Overview Lighthouse and Beacon A Picture Postcard Skiffs, Fifies and Baldies Superstitions Black Friday
3_1206 Photographed in the mid-1960s, the three large boats with wheelhouses are 1930s ring netters (motor skiffs). The single ring netter in the foreground is not a typical skiff. The three smaller boats were not built for sail but have petrol paraffin engines. Courtesy of George Hackland. Technical information by Bill Hall.

Initially the fishing boats were small so that they could easily be beached. A small boat design that originated in Newhaven was known as a Skiff. These were built in Fishermen’s Park. In the early 1800s these timber-built boats were about 20ft (6m) long and had a maximum width (beam) of 12ft (3.6m). They were undecked, had a curved bow and a raked stern. By the mid-1830s the boats were larger and heavier, for sailing further and further afield chasing the elusive herring.

3_1042 A skiff comes into harbour

The Fifie was the predominant fishing boat on the East Coast from the 1850s until the mid-1880s. Its main features were a vertical stem (bow) and stern. The mizzen sail was placed so far amidships as not to need an outrigger boom. A long straight keel and wide beam made Fifies very stable, which allowed them to carry a very large set of sails, enhancing their speed. The first decked Fifie was built in Eyemouth in 1856; from 1860 onwards, all Fifies were decked.

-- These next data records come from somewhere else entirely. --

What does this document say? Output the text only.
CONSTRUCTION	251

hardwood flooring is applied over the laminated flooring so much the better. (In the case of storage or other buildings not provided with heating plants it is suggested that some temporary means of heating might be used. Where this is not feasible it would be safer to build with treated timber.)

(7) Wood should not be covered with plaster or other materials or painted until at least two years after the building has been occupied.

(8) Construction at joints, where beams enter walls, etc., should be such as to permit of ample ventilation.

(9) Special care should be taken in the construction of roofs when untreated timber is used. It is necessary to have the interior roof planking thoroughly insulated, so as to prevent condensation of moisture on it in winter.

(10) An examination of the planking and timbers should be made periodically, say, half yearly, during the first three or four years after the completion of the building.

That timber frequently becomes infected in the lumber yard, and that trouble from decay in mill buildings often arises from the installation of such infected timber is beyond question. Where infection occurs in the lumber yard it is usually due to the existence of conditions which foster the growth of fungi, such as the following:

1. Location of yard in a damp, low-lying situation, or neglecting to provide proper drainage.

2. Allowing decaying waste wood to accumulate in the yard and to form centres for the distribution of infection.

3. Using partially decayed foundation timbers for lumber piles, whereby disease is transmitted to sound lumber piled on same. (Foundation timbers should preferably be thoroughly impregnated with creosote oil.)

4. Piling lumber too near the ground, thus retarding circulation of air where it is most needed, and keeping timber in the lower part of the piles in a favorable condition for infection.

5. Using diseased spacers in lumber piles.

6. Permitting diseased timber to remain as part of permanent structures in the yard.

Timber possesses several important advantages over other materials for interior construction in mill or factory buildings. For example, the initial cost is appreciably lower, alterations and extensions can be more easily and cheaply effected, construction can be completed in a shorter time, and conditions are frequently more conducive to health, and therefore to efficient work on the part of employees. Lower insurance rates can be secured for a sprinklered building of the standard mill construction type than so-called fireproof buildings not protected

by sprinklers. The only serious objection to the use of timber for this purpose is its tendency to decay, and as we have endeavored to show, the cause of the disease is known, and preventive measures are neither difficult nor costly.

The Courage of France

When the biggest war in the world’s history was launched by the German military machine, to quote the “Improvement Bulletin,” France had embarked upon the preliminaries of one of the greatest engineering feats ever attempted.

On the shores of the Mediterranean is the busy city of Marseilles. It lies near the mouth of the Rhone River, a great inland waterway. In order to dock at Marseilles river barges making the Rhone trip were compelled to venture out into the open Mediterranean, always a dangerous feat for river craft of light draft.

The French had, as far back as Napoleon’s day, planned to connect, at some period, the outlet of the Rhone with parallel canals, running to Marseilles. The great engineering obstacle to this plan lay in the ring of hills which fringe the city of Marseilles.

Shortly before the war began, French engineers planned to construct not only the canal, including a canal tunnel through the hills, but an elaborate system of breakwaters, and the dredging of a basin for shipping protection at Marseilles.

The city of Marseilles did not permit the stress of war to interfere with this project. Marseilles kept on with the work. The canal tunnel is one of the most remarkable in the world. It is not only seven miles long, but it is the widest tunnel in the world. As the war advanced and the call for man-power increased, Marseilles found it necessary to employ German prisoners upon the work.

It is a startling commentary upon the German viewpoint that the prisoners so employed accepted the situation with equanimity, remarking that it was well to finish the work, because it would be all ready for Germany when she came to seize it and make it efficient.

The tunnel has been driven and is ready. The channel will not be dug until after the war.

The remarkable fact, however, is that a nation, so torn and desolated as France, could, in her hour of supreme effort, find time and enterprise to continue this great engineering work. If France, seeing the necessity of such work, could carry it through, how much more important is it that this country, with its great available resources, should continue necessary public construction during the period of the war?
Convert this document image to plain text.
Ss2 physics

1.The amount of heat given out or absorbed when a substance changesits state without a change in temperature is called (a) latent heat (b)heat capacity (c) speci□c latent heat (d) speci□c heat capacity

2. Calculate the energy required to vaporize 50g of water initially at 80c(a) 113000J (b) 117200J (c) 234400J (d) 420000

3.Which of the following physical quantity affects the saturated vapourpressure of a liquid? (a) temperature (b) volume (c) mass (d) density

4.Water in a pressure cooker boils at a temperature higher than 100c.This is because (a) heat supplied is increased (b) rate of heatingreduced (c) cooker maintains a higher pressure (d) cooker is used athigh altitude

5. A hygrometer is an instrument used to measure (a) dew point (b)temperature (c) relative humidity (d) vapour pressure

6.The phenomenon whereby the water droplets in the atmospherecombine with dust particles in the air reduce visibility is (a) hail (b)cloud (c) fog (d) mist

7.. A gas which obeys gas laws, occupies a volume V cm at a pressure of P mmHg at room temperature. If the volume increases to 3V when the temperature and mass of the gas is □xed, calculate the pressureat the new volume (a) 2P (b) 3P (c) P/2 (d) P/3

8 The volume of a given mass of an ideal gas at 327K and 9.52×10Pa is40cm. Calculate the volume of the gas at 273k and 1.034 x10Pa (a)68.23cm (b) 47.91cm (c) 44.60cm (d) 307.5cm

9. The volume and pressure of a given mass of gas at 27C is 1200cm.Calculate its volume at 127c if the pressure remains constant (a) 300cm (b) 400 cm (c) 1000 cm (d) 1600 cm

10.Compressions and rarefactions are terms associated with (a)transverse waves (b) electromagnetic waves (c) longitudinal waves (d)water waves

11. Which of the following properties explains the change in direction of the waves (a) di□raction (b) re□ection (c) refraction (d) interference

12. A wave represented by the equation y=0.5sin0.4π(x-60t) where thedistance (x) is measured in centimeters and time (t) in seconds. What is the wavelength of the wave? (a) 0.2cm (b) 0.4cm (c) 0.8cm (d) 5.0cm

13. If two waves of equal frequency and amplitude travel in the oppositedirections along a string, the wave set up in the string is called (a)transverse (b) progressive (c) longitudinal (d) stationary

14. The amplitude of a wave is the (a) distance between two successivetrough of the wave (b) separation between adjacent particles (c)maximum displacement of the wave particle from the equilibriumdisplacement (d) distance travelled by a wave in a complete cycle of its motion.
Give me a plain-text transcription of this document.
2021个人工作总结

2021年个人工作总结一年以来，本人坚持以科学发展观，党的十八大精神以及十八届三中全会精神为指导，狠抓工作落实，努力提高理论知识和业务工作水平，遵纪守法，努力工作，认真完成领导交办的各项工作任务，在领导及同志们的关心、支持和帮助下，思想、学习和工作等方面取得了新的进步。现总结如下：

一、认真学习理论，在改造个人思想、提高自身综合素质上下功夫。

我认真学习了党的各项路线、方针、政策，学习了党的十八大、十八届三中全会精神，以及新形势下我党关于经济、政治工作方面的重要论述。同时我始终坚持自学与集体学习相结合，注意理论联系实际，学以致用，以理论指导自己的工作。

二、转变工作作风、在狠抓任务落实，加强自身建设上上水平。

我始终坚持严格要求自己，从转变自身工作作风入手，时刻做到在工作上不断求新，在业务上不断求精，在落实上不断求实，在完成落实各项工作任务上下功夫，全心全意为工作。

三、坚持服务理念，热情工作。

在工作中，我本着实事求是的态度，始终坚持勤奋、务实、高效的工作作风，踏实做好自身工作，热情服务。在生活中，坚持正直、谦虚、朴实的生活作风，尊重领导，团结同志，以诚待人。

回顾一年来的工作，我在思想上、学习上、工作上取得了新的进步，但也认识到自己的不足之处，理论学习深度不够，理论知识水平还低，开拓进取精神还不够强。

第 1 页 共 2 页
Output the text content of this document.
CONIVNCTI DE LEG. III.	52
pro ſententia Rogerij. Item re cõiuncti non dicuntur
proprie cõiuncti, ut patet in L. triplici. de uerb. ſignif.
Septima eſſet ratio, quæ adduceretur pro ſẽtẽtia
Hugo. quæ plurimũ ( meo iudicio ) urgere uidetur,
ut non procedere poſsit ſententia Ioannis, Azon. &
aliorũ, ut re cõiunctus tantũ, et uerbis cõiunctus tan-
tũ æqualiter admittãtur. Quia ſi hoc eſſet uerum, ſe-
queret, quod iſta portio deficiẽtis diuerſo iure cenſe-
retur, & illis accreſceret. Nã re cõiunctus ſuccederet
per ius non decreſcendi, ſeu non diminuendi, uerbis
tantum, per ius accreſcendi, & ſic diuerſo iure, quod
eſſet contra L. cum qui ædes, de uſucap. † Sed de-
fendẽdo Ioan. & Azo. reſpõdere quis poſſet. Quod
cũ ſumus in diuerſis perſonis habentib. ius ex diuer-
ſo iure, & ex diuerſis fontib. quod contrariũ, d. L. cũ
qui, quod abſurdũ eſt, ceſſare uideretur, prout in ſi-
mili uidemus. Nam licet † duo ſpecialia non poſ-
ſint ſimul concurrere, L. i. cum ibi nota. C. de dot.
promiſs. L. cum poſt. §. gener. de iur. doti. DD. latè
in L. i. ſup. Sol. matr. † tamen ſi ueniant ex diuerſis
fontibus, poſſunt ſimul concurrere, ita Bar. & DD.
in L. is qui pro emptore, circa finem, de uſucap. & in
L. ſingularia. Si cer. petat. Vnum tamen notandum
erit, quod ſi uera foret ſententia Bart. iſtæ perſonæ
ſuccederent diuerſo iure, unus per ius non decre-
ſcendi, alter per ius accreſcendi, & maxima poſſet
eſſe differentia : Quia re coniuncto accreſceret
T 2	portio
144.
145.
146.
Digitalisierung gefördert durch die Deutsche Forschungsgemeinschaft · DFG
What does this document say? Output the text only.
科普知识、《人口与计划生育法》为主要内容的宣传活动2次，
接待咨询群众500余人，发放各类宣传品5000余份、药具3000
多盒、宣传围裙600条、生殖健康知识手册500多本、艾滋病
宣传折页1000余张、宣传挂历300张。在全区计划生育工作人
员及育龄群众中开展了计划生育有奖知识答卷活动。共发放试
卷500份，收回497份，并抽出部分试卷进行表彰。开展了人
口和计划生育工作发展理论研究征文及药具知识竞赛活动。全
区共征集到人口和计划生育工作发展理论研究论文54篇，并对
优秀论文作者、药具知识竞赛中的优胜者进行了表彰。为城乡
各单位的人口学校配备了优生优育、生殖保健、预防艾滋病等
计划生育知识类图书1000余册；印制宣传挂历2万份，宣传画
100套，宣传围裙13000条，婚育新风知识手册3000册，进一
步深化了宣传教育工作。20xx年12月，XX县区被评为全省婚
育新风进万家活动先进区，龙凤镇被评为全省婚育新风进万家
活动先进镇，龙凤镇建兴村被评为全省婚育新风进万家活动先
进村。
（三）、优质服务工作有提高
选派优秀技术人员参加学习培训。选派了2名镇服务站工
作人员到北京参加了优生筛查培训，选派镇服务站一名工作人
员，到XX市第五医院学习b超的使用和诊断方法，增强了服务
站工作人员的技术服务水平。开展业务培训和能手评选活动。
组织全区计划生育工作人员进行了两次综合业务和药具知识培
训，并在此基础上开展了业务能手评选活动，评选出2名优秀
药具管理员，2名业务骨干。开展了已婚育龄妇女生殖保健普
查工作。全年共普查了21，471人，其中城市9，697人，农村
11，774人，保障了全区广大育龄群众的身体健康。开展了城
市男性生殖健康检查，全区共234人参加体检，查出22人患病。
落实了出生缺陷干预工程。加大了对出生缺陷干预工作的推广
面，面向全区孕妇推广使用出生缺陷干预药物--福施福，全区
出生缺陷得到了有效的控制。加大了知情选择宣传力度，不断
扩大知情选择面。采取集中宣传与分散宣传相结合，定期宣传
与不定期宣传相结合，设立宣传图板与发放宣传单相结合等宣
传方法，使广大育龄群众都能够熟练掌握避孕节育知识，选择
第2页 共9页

3_1010 A Fifie LH289 in harbour

Fifies could roughly be split into two classes: 50ft — 70ft plus and the smaller 20ft — 50ft. This smaller class were commonly known as yawls or Baldies (Garibaldi — the popular Italian general and patriot of the time). The smaller Fifies were used for creels, lines and seine netting. Many of these vessels were built up to the late 1930s. Before the introduction of motorised skiffs, the larger vessels in Newhaven were mainly motorised Fifies.